Montagsfrage #38 [1923]

Keine großen Umschweife, kommen wir direkt zum Thema:

Wie bist du zum Lesen gekommen?

Ich bin tatsächlich recht spät zum Lesen als Hobby gekommen. Ich habe damals in der Schule die Pflichtlektüre gelesen und dann auch die Harry Potter-Bücher und (um den Hype zu verstehen) sogar Twilight. In meiner depressivsten und selbstzerstörerischsten Zeit kam mir auch Ich hab die Unschuld kotzen sehen sehr gelegen.

Aber erst seit wenigen Jahren (ich glaube seit 2014) lese ich tatsächlich regelmäßig. Es fing an mit ein paar Buchempfehlungen wie Letztendlich sind wir dem Universum egal oder Gut gegen Nordwind. Darauf folgte, wiederum um den Hype zu verstehen, Die Tribute von Panem. Und irgendwann um diese Zeit herum machte es klick. Ich hatte im Büro relativ viel Leerlauf und da ich 2015 das Rauchen aufgab auch eine Beschäftigung weniger, um die Zeit totzuschlagen.
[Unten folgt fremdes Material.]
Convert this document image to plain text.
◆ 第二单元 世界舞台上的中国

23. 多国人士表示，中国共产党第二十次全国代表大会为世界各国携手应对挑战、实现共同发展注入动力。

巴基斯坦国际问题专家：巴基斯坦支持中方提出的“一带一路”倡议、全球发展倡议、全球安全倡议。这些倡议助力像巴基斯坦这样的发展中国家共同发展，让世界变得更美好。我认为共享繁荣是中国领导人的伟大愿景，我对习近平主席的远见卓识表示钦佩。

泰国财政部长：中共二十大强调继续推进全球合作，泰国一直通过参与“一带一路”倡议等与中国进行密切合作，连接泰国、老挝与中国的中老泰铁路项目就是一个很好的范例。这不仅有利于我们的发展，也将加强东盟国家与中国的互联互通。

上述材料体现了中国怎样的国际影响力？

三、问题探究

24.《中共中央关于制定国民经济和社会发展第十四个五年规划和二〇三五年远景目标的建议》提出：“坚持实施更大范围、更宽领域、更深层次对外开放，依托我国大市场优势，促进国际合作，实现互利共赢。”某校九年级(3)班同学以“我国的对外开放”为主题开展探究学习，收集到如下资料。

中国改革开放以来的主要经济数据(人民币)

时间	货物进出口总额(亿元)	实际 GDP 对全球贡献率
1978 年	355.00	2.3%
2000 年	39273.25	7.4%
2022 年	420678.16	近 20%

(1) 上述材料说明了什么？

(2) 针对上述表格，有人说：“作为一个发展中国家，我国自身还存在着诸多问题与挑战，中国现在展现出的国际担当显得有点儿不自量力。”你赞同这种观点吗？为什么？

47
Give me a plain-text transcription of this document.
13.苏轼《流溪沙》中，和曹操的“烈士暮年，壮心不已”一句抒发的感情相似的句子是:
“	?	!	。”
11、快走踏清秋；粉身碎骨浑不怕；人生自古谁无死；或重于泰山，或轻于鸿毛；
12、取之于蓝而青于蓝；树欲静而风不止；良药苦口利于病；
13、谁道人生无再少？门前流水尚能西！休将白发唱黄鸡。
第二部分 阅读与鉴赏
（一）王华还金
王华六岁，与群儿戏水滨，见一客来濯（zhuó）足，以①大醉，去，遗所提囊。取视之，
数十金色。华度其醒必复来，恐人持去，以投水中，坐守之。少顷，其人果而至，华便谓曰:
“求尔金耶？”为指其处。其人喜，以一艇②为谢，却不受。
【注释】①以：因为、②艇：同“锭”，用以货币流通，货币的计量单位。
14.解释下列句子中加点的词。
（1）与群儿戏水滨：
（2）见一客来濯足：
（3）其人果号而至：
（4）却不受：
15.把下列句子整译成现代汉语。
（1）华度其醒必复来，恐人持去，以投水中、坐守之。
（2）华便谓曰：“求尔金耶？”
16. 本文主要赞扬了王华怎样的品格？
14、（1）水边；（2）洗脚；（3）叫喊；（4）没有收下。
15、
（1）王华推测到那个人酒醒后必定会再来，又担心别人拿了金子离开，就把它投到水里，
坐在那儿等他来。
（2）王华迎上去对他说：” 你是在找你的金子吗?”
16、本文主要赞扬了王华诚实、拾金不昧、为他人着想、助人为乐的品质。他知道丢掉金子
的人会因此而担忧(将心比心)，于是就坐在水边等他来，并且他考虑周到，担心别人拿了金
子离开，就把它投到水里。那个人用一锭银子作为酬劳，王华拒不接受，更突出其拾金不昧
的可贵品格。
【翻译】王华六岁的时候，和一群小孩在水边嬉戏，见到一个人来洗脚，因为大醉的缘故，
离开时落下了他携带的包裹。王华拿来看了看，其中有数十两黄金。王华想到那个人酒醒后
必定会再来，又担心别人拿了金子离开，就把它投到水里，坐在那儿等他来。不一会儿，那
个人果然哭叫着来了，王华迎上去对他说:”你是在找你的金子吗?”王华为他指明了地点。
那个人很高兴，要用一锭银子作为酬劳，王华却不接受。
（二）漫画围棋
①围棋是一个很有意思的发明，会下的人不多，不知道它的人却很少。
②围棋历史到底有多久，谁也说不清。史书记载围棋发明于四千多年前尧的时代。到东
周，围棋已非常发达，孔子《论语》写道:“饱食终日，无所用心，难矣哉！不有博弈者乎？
Ich lies dann online Klassiker wie die Geschichten über Sherlock Holmes oder Alice im Wunderland. Dann entdeckte ich die Kindle-App und stieg vom Monitor auf mein altes Tablet um. 2016 gönnte ich mir dann einen ebook-Reader und habe ihn seitdem täglich im Einsatz. Das ein oder andere Buch besorgte ich mir noch in gedruckter Form, doch allein wegen der Handlichkeit und der Platzersparnis einer digitalen Bibliothek werde ich auch weiterhin bei eBooks bleiben.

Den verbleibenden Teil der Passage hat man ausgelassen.